We have obtained near-infrared long-baseline interferometry of IRC +10420 with the AMBER instrument of ESO’s Very Large Telescope Interferometer (VLTI). The measurements were carried out in May/June 2007 and May 2008 in low-spectral resolution mode in the J H K bands using three Auxillary Telescopes (ATs) at projected baselines ranging from 30 to 96 m, and in October 2008 in high-spectral resolution mode in the K band around the Brγ emission line using three Unit Telescopes (UTs) with projected baselines between 54 and 129 m. The high-spectral resolution mode observations were analyzed by means of radiative transfer modeling using CMFGEN and the 2-D Busche & Hillier codes.

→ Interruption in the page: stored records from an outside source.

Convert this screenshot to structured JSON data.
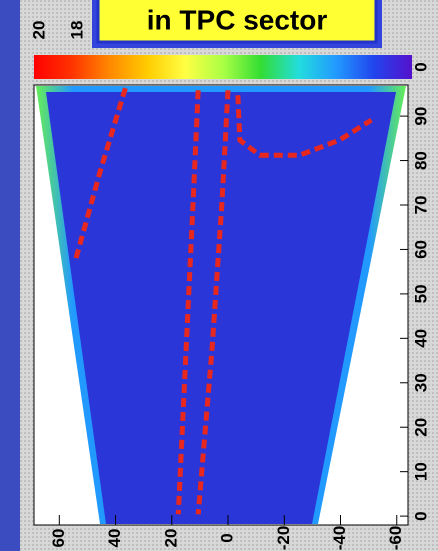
{
  "chart_data": {
    "type": "track",
    "title": "in TPC sector",
    "xlim": [
      69,
      -64
    ],
    "xticks": [
      60,
      40,
      20,
      0,
      -20,
      -40,
      -60
    ],
    "ylim": [
      -2,
      97
    ],
    "yticks": [
      0,
      10,
      20,
      30,
      40,
      50,
      60,
      70,
      80,
      90
    ],
    "zlim": [
      20,
      0
    ],
    "zticks": [
      20,
      18,
      0
    ],
    "colorbar_colors": [
      "#ff0000",
      "#ff3300",
      "#ff8800",
      "#ffcc00",
      "#ffff44",
      "#aaff44",
      "#33dd33",
      "#22dddd",
      "#2299ff",
      "#2244ee",
      "#5511cc"
    ],
    "series": [
      {
        "color": "#e8281e",
        "x": [
          36.5,
          45.3,
          54.2
        ],
        "values": [
          96.3,
          77.9,
          57.7
        ]
      },
      {
        "color": "#e8281e",
        "x": [
          10.6,
          12.4,
          14.9,
          17.7
        ],
        "values": [
          95.8,
          71.1,
          37.5,
          0.4
        ]
      },
      {
        "color": "#e8281e",
        "x": [
          0,
          2.1,
          5.7,
          10.6
        ],
        "values": [
          95.8,
          71.1,
          37.5,
          0.4
        ]
      },
      {
        "color": "#e8281e",
        "x": [
          -3.5,
          -4.2,
          -11.3,
          -25.5,
          -39.6,
          -51
        ],
        "values": [
          94.7,
          84.6,
          81.2,
          81.2,
          84.6,
          89.1
        ]
      }
    ]
  }
}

For the ﬁrst time, we have been able to absolutely calibrate the H- and K-band data and, thus, to determine the angular size of IRC+10420’s continuum- and Brγ line-emitting regions. We found that both the low resolution diﬀerential and closure phases are zero within the uncertainty limits across all three bands. In the high-spectral resolution observations, the visibilities show a noticeable drop across the Brγ line on all three baselines. We found diﬀerential phases up to -25◦ in the redshifted part of the Brγ line and a non-zero closure phase close to the line center. The calibrated visibilities were corrected for AMBER’s limited ﬁeld-of-view to appropriately account for the ﬂux contribution of IRC +10420’s extended dust shell. From our low-spectral resolution AMBER data we derived FWHM Gaussian sizes of 1.05 ± 0.07 and 0.98 ± 0.10 mas for IRC +10420’s continuum-emitting region in the H and K bands, respectively. From the high-spectral resolution data, we obtained a FWHM Gaussian size of 1.014 ± 0.010 mas in the K-band continuum. The Brγ -emitting region can be ﬁtted with a geometric ring model with a diameter of 4.18+0.19 −0.09 mas, which is approximately 4 times the stellar size. The geometric model also provides some evidence that the Brγ line-emitting region is elongated towards a position angle of 36◦ , well aligned with the symmetry axis of the outer reﬂection nebula. Assuming an unclumped wind and a luminosity of 6 × 105 L⊙ , the spherical radiative transfer modeling with CMGFEN yields a current mass-loss rate of 1.5 − 2.0 × 10−5 M⊙ yr−1 based on the Brγ equivalent width. However, the spherical CMFGEN model poorly reproduces the observed line shape, blueshift, and extension, deﬁnitively showing that the IRC +10420 outﬂow is asymmetric. Our 2-D radiative transfer modeling shows that the blueshifted Brγ emission and the shape of the visibility across the emission line can be explained with an asymmetric bipolar outﬂow with a high density contrast from pole to equator (8–16), where the redshifted light is substantially diminished.